The extent to which a business analyses and acts upon its data can have a massive impact on its bottom line and ability to stay competitive in the marketplace.
For businesses large and small, this presents a conundrum: how can we use data to our advantage, while maintaining consumer trust and complying with data protection laws?
It may be that the sheer volume of hype around GDPR and ensuing torrent of online ‘guidance’ has overwhelmed and confused businesses. But however it happened, many businesses now fall into one of two equally unfortunate camps. Either they fail to make the most of their data, which is a valuable asset that could drive their business forward, or they run the risk of reputational damage and incurring fines or other sanctions for breaching data laws.

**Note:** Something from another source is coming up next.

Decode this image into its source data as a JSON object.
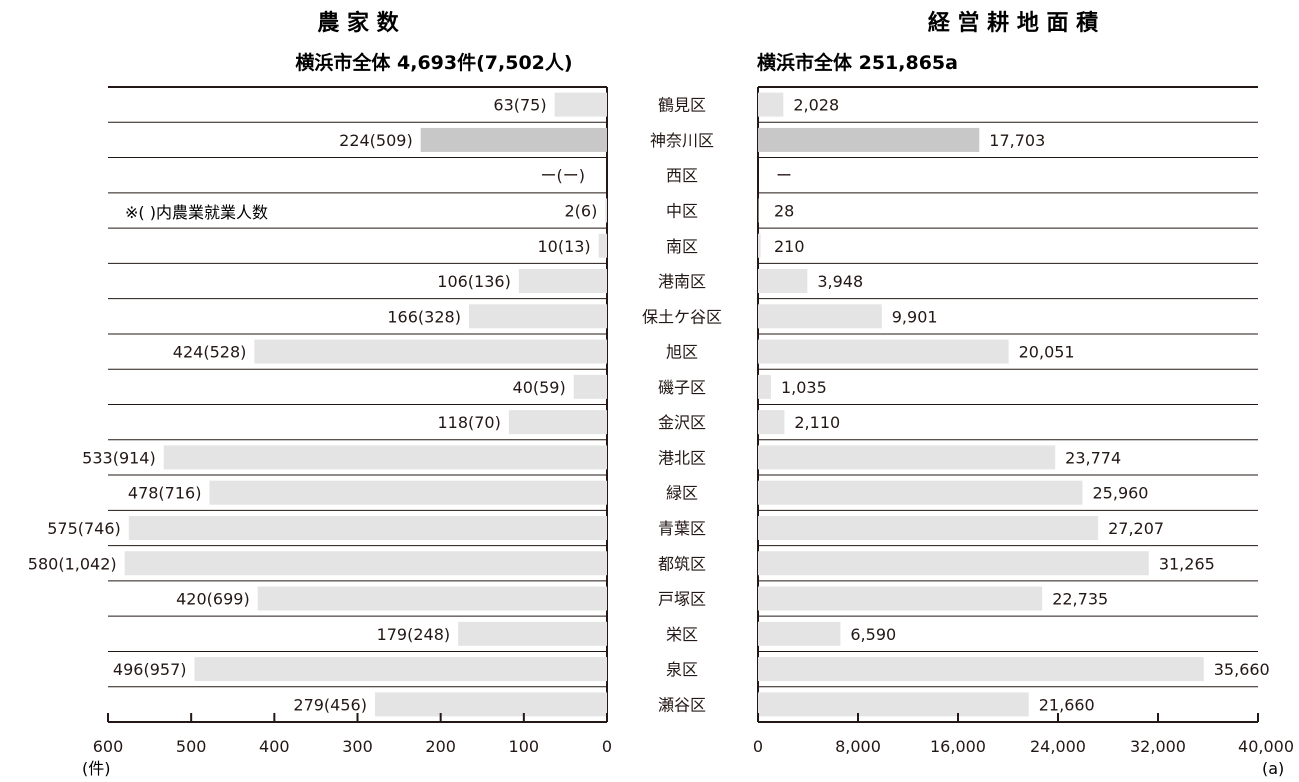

The result? The worst of all worlds – companies are not realising the full value of their data while consumers don’t trust those very same companies to handle their data responsibly. Even worse, popular myths surrounding the GDPR mean some well-intentioned companies who are attempting to respect the data rights of their customers are operating under a false sense of security and may come under regulatory scrutiny. This is terrible – both for brand value and for business.
But it doesn’t have to be this way. If businesses get a grip on the facts of GDPR rather than the myths, and realise that it’s perfectly possible to crunch data and still comply with the law, they can put data and analytics to best use and greatly enhance performance. Even better, they can do this without fear of regulators and their punitive powers, or of alienating their customers by being accused of abusing their trust.
The risks of using personal data
A key requirement for analytics is historical data, but identifiable personal data is tightly controlled under GDPR. Not only must businesses have a legal basis such as consent from the data’s owner to process it, they must make sure that any consent received is for a specific purpose. And they may need to obtain fresh consent for each new purpose with separate legal bases required for analysing data and targeting customers, for example. Consent as a legal basis is not necessarily a good fit for analytic purposes because of these constraints.
This is every bit as challenging as it sounds and consent rates below five per cent are not unusual, leaving many companies with seriously patchy or incomplete data sets.
As a result, the outcome for businesses is often poor. Not only is a huge percentage of data missing, there is also an inherent bias between data owners who give consent for processing and those who do not. This, combined with a shorter data horizon caused by strict data retention periods under GDPR, generates an inevitable adverse impact on data analytics.
Genuine anonymisation is the key
Analytics conducted using truly anonymized data is not subject to privacy laws. But the bar has been raised on what is considered anonymized.
To achieve “true anonymization”, businesses need the right expertise and data-handling infrastructure. Beyond that, there are plenty of myths around the anonymization of data which also need to be navigated.
The first myth is that encryption is anonymization. Businesses that analyse and archive encrypted data often believe they are complying with GDPR, but this is not the case. Encryption does not equal anonymization because it is possible to reverse it. Encrypted data is still personal data and therefore the full requirements of GDPR apply. Advances in cybercrime mean criminals are getting better at decrypting data, for example through brute force attacks and various ways to compromise decryption keys – these render sensitive data unprotected. So while encryption does enhance privacy, it is a security mechanism and cannot be considered as anonymization.
In a similar way, in-house anonymization often fails to meet the requirements of GDPR, particularly when the original data source is not deleted. Removing identifiable elements from the data set is not enough, when the original (identifiable) data remains in the hands of the original controller of that personal data and in fact data must be aggregated to the point where event-level detail no longer exists in order to meet the threshold for anonymization. This has been echoed by data protection authorities, with the Irish and Dutch DPAs both publishing opinions that if anonymized and original data sets are maintained by the same controller, the data is considered pseudonymised/personal data and subject to the provisions of the GDPR.
However, businesses can address this problem if they de-identify their data and then transfer that data set to a third party with the expertise and infrastructure to become a controller of the data and further anonymize the data in accordance with the law (while also taking on responsibility for compliance with GDPR in respect of that data).
Companies can then work safely on complete sets of anonymized data to gain all the benefits and insights advanced analytics can provide.
From all of this, a clear message emerges. The need to drive value from data analytics is here to stay. But so are privacy laws, such as the GDPR – because they’re driven by consumer concerns triggered by the ongoing need for companies to drive value from data. Business reputations and performance rely heavily on the ability of companies to leverage the maximum value of both, to use analytics to drive performance and trustworthiness (including with respect to data privacy) to reassure customers, add brand value and stay on the right side of the law.
It is very difficult for businesses to achieve all this using in-house resources alone. They have enough challenges to deal with – this isn’t another one they need to add to their already-full plates. Finding a trustworthy partner to handle their anonymization instead, enabling them to then focus on serving their customers, including through the use of that anonymized data, will pay off handsomely for companies. Those companies will benefit from better analytics, greatly reduced liability and a commercial edge – the actual trust of their customers - that may be the envy of their sector.
Maurice Coyle, Chief Data Scientist at Truata.